In late 2009, we completed a five-way crossover study to further evaluate the effect of differing levels of dietary fat on Tuclar. The FDA requested that we perform this study because of the fatty nature of TU and the possibility that TU’s bioavailability could be impacted if administered with a meal. We conducted the study in accordance with published FDA guidance regarding the design of food effect studies. Sixteen hypogonadal men were dosed with the maximum anticipated Tuclar twice-daily oral dose of 300 mg T without food or with very low fat, low fat, normal fat and high fat meals. There was a trend toward increased bioavailability of Tuclar with increasing fat content of a meal. However, using the normal fat diet as the comparator, we determined that the differences between normal fat and each of low fat and high fat meals relative to serum T response were not statistically significant (p<0.05). Only in the absence of food or when administered with a very low fat meal was the serum T response to Tuclar statistically less (p<0.05) than the normal diet. Based on the results of this food effect study and based on our discussions with the FDA, men in our pivotal Phase III study will be instructed to take Tuclar with a meal. We do not anticipate sufficient food-induced variations to occur over repeat dosing in our pivotal Phase III study such that the average serum T response or the peak serum T levels would be adversely affected.

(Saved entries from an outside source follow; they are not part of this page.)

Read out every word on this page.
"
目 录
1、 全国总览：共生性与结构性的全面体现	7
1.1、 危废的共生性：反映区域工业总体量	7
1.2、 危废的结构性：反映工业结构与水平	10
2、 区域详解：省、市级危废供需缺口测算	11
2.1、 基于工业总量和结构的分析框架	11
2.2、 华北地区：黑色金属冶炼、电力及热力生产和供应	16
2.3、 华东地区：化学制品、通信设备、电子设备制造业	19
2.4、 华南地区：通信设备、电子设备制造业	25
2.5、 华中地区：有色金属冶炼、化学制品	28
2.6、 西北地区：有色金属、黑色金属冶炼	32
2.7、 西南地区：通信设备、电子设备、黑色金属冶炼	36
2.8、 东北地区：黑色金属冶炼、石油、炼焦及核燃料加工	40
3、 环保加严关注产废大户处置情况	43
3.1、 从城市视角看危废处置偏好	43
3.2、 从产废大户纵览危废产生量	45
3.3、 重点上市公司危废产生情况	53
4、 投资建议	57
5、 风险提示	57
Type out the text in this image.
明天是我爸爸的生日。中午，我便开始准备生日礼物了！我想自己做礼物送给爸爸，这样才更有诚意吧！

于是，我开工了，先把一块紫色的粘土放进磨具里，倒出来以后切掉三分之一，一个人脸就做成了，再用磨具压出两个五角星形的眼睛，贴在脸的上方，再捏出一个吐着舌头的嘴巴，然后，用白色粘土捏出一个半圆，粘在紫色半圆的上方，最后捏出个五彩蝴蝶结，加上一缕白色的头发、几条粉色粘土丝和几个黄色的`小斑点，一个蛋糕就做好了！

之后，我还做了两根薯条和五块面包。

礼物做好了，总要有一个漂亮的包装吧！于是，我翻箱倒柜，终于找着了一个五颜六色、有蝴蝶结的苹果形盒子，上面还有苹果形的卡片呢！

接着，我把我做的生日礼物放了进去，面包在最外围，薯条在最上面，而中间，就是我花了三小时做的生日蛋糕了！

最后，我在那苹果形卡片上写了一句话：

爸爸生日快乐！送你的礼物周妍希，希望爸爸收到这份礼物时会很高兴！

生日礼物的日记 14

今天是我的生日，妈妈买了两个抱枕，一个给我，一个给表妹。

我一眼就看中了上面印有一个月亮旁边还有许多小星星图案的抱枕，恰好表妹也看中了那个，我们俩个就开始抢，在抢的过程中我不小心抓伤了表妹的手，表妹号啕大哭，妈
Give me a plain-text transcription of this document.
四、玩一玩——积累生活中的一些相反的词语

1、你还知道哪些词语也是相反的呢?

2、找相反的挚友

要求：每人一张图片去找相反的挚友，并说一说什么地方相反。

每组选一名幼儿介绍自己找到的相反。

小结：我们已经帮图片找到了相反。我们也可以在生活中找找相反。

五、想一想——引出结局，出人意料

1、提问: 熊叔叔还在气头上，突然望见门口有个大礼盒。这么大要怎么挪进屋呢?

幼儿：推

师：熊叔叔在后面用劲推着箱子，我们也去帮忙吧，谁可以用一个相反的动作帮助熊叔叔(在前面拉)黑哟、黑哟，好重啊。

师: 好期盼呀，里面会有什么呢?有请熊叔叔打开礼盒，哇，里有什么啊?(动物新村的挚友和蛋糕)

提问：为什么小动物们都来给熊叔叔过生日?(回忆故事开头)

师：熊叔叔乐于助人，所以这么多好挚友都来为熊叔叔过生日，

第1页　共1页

Phase II Dose Response Study

In 2008, we completed a Phase II clinical evaluation of five different T formulations in hypogonadal men. The study was designed to evaluate dose response, or the linearity of serum T levels, after an oral T dose. Twelve men were enrolled in the five-arm crossover study, with men washing out of current T-replacement therapy before beginning treatment in our study. Men received one or two oral T doses as TE or TU formulations. Each treatment day was followed by five to 14 days of washout without any T-replacement therapy before another oral T formulation was dosed. The five formulations were as follows:

400 mg T as TE, administered once daily;
Tuclar at a dose of 200 mg T, administered once daily;
Tuclar at a dose of 100 mg T, administered twice daily;
Tuclar at a dose of 200 mg T, administered twice daily; and
400 mg T as TE, administered twice daily.

We evaluated serum T pharmacokinetics for each formulation and determined that 200 mg T delivered as TU, administered twice daily, yielded optimal serum T levels. By only dosing men for a single day and then washing them out before administering the next formulation, we did not expect men to achieve serum T levels in the normal range because men cannot reach steady-state levels of T after a single day of treatment. Nonetheless, 75% of the 12 men achieved non-steady-state average serum T levels in the normal range, with a Cavg of 385 ng/dL. There were no treatment-related serious adverse events in this study.